Joel Dandrea, Chief Executive Officer, SC&RA

As both jobs and equipment get more complex, and the world becomes more interconnected, the threat of a company crisis grows along with it.

Whether it’s an equipment malfunction, a natural disaster or weather-related incident, a technology breakdown or even a workforce failure, if crane companies don’t have a crisis-management plan in place, they’re asking for trouble.

According to a recent study by PwC (one of the world’s largest professional services firms), within a crisis, companies must ground their response in facts – and get those facts quickly. All the more reason to get out in front with an organized plan. In doing so, however, don’t hamstring yourself trying to prepare for every conceivable scenario. Instead, plan for the top three to five threats you likely have to worry about within your business today.

The next step? Back it up with a crisis playbook, defined by PwC as a strategic cross-functional response team and workforce training.

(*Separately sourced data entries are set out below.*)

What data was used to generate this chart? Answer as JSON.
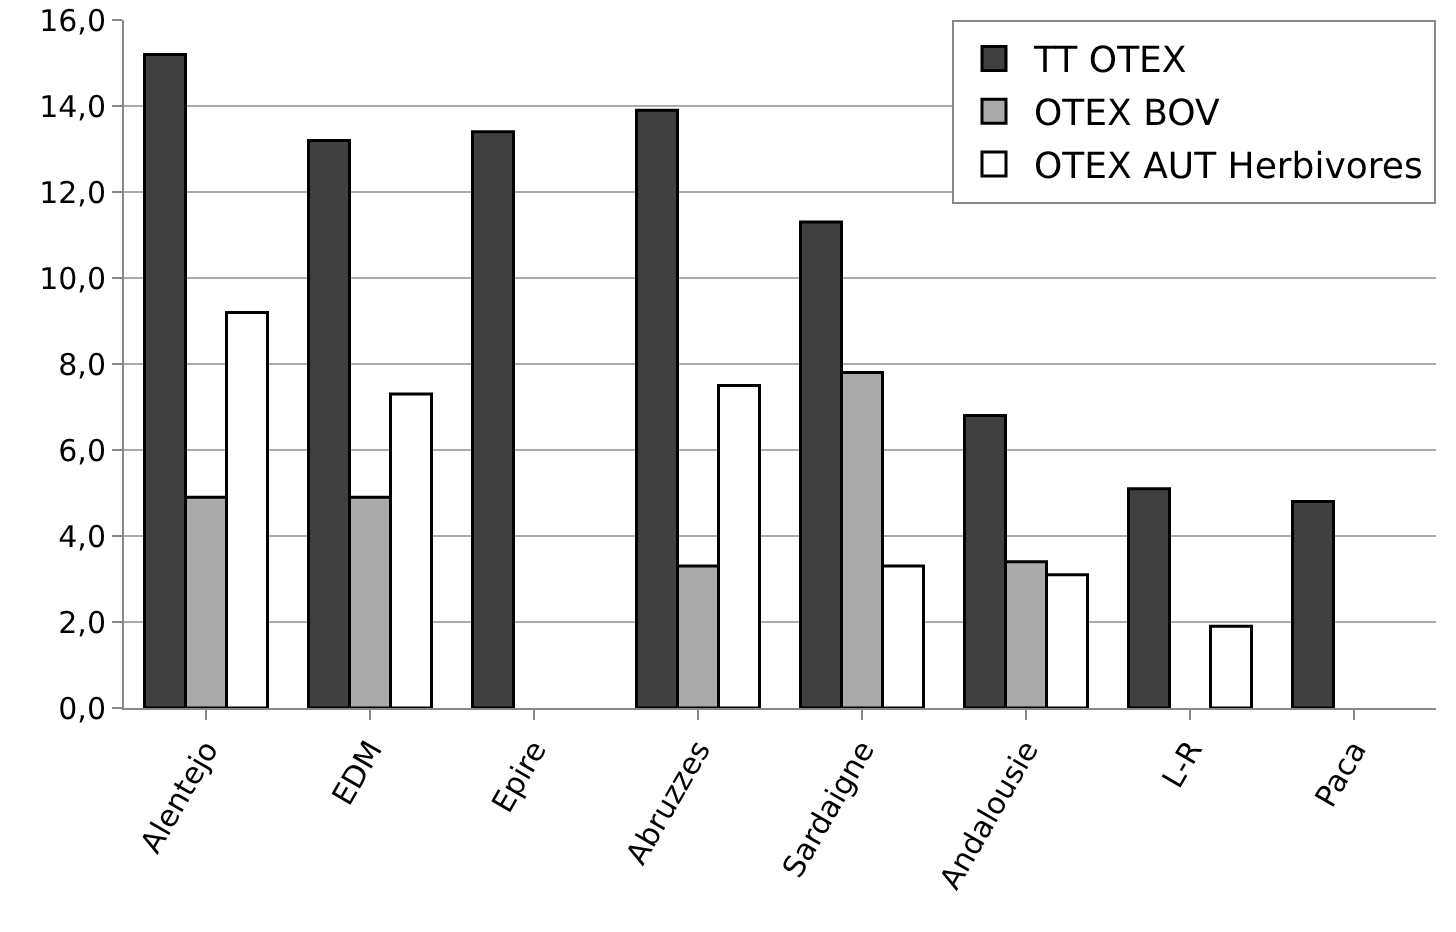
{
  "chart_data": {
    "type": "bar",
    "categories": [
      "Alentejo",
      "EDM",
      "Epire",
      "Abruzzes",
      "Sardaigne",
      "Andalousie",
      "L-R",
      "Paca"
    ],
    "series": [
      {
        "name": "TT OTEX",
        "color": "#404040",
        "values": [
          15.2,
          13.2,
          13.4,
          13.9,
          11.3,
          6.8,
          5.1,
          4.8
        ]
      },
      {
        "name": "OTEX BOV",
        "color": "#aaaaaa",
        "values": [
          4.9,
          4.9,
          null,
          3.3,
          7.8,
          3.4,
          null,
          null
        ]
      },
      {
        "name": "OTEX AUT Herbivores",
        "color": "#ffffff",
        "values": [
          9.2,
          7.3,
          null,
          7.5,
          3.3,
          3.1,
          1.9,
          null
        ]
      }
    ],
    "ylim": [
      0,
      16
    ],
    "yticks": [
      {
        "value": 0,
        "label": "0,0"
      },
      {
        "value": 2,
        "label": "2,0"
      },
      {
        "value": 4,
        "label": "4,0"
      },
      {
        "value": 6,
        "label": "6,0"
      },
      {
        "value": 8,
        "label": "8,0"
      },
      {
        "value": 10,
        "label": "10,0"
      },
      {
        "value": 12,
        "label": "12,0"
      },
      {
        "value": 14,
        "label": "14,0"
      },
      {
        "value": 16,
        "label": "16,0"
      }
    ],
    "grid": "y",
    "legend": "top right"
  }
}
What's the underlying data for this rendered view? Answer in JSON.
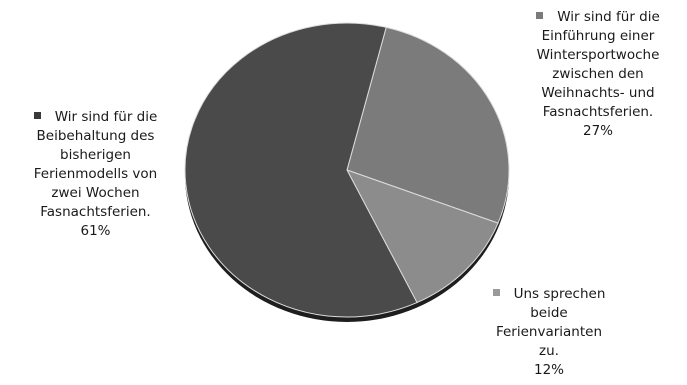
{
  "chart_data": {
    "type": "pie",
    "title": "",
    "slices": [
      {
        "name": "Wir sind für die Beibehaltung des bisherigen Ferienmodells von zwei Wochen Fasnachtsferien.",
        "lines": [
          "Wir sind für die",
          "Beibehaltung des",
          "bisherigen",
          "Ferienmodells von",
          "zwei Wochen",
          "Fasnachtsferien."
        ],
        "value": 61,
        "value_label": "61%",
        "color": "#4a4a4a",
        "marker_color": "#3a3a3a"
      },
      {
        "name": "Wir sind für die Einführung einer Wintersportwoche zwischen den Weihnachts- und Fasnachtsferien.",
        "lines": [
          "Wir sind für die",
          "Einführung einer",
          "Wintersportwoche",
          "zwischen den",
          "Weihnachts- und",
          "Fasnachtsferien."
        ],
        "value": 27,
        "value_label": "27%",
        "color": "#7b7b7b",
        "marker_color": "#7b7b7b"
      },
      {
        "name": "Uns sprechen beide Ferienvarianten zu.",
        "lines": [
          "Uns sprechen",
          "beide",
          "Ferienvarianten",
          "zu."
        ],
        "value": 12,
        "value_label": "12%",
        "color": "#8c8c8c",
        "marker_color": "#9a9a9a"
      }
    ],
    "legend": "none",
    "data_labels": "outside"
  }
}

Company incidents and crises

Considering the above-mentioned research, shocks come in two main forms: incidents and crises. An incident can be described as an operational disruption, often stemming from accidents or natural disasters. Companies aren’t usually held accountable for these unless they’re poorly handled. But if poorly handled, in any number of ways, they can intensify into a crisis – which can impact a company across all sectors, disrupt operational practices, destroy reputations and affect everyone and everything involved, including the bottom line. However, proactive, intelligent crisis management can not only keep an incident from becoming a crisis, but it can even pinpoint opportunity.

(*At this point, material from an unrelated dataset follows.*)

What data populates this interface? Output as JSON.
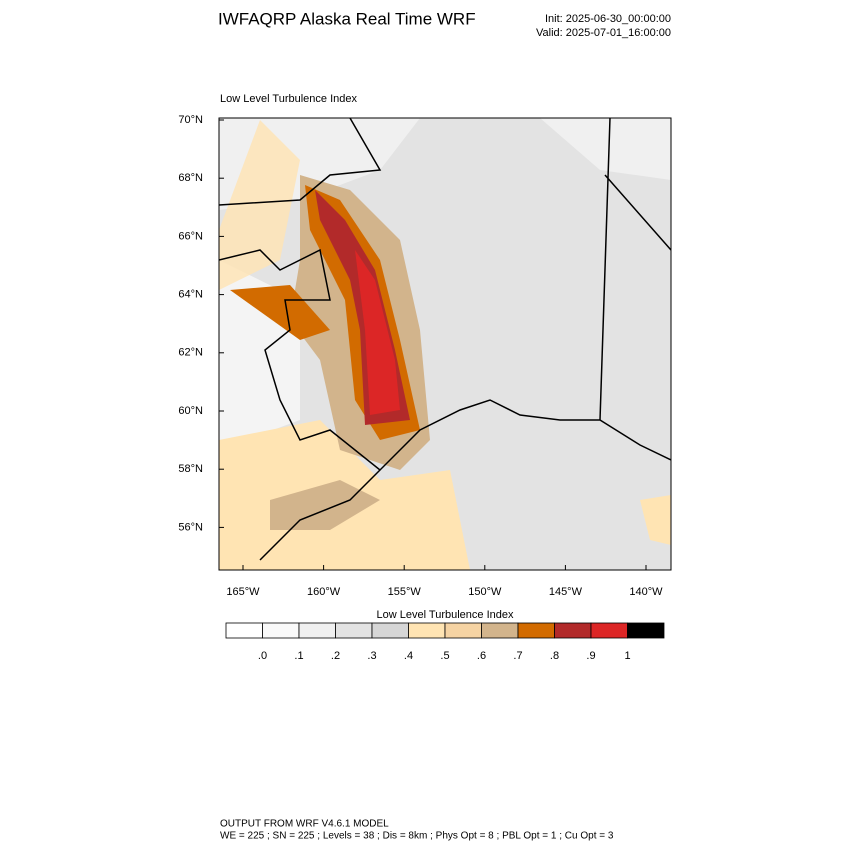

To go along with their research, PwC spotlighted a list of “Five Ingredients to Emerging Stronger” from a crisis.

Prepare your teams: First, if you don’t have a crisis plan in place, make one. If you do have a plan, conduct an assessment of your readiness – an in-depth review of your current plan, and everyone involved with it, to check that it’s still relevant and identify gaps.

Legitimize fact finding: When an organization is in the midst of a crisis, what it needs most is solid facts. What happened? Why? How could it have been prevented? Whose actions contributed to it? What is the current status so that strategic decisions can be made quickly? Establishing these facts means taking a cold, hard, objective look inside the business.

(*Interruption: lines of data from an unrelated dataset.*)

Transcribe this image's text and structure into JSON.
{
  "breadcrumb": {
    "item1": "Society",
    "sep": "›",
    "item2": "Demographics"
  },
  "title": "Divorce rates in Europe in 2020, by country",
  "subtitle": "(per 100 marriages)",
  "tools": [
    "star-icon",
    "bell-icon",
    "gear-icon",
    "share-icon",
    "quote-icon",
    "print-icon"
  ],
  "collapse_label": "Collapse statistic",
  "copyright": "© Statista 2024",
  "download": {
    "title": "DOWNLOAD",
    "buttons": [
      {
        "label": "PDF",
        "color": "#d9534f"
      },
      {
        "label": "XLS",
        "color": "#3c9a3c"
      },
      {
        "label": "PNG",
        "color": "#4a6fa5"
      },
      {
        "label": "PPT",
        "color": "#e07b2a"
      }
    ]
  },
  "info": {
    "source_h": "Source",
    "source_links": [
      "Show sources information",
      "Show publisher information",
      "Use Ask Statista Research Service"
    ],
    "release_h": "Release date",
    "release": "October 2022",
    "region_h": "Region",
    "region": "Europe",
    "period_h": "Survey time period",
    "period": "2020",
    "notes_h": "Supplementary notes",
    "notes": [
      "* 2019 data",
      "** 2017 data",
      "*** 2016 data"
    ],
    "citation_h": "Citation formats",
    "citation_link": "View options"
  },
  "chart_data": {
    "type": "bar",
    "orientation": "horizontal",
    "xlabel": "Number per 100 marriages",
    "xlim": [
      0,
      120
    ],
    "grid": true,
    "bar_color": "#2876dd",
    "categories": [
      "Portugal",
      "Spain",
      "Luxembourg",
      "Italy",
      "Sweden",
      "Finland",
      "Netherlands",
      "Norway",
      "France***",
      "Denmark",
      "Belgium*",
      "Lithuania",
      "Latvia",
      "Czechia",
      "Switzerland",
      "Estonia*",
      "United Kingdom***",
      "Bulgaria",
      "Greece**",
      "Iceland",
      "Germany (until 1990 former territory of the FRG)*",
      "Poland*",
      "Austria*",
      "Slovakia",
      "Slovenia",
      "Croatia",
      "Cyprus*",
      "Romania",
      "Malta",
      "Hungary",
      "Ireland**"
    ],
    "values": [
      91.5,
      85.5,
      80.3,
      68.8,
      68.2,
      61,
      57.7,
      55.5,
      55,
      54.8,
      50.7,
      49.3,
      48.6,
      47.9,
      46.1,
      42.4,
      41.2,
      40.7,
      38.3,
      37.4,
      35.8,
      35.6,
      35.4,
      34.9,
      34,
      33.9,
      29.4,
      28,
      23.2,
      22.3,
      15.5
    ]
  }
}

Enable collaboration: Three key participants are at the heart of any crisis response. First, the public relations and communications teams. Second, the legal and regulatory teams. Third, the operational response teams. As the crisis unfolds, the ownership “baton” can move between the three teams on a daily or even hourly basis. But whoever’s holding it at any given time, they must all work in sync.

Authentic communication

As well as being coordinated across its teams, a company’s messaging during a crisis also needs to be authentic. This means everything the business says and does must be aligned with its brand values, and tailored to the various stakeholders who’ll influence its future. The communications strategy should also incorporate a clear understanding of all the audiences it needs to reach.

Learn from mistakes: Learn from the crisis to make sure you respond better next time. After weathering a crisis, any organization can feel tempted to put the whole experience behind it and never think about it again.

This is a big mistake. Examine the root causes, and study the methods by which to more effectively respond in the future: what did you learn, and how can you improve moving forward?

The last thing any of us wants or needs is a company crisis. But that certainly doesn’t guarantee that one won’t happen in the future. So it’s on us to be prepared. And that requires groundwork, testing, research and respect for the unexpected. Then, should a threat emerge, we’re not just ready, but we’re confident, agile and equipped to handle whatever comes our way.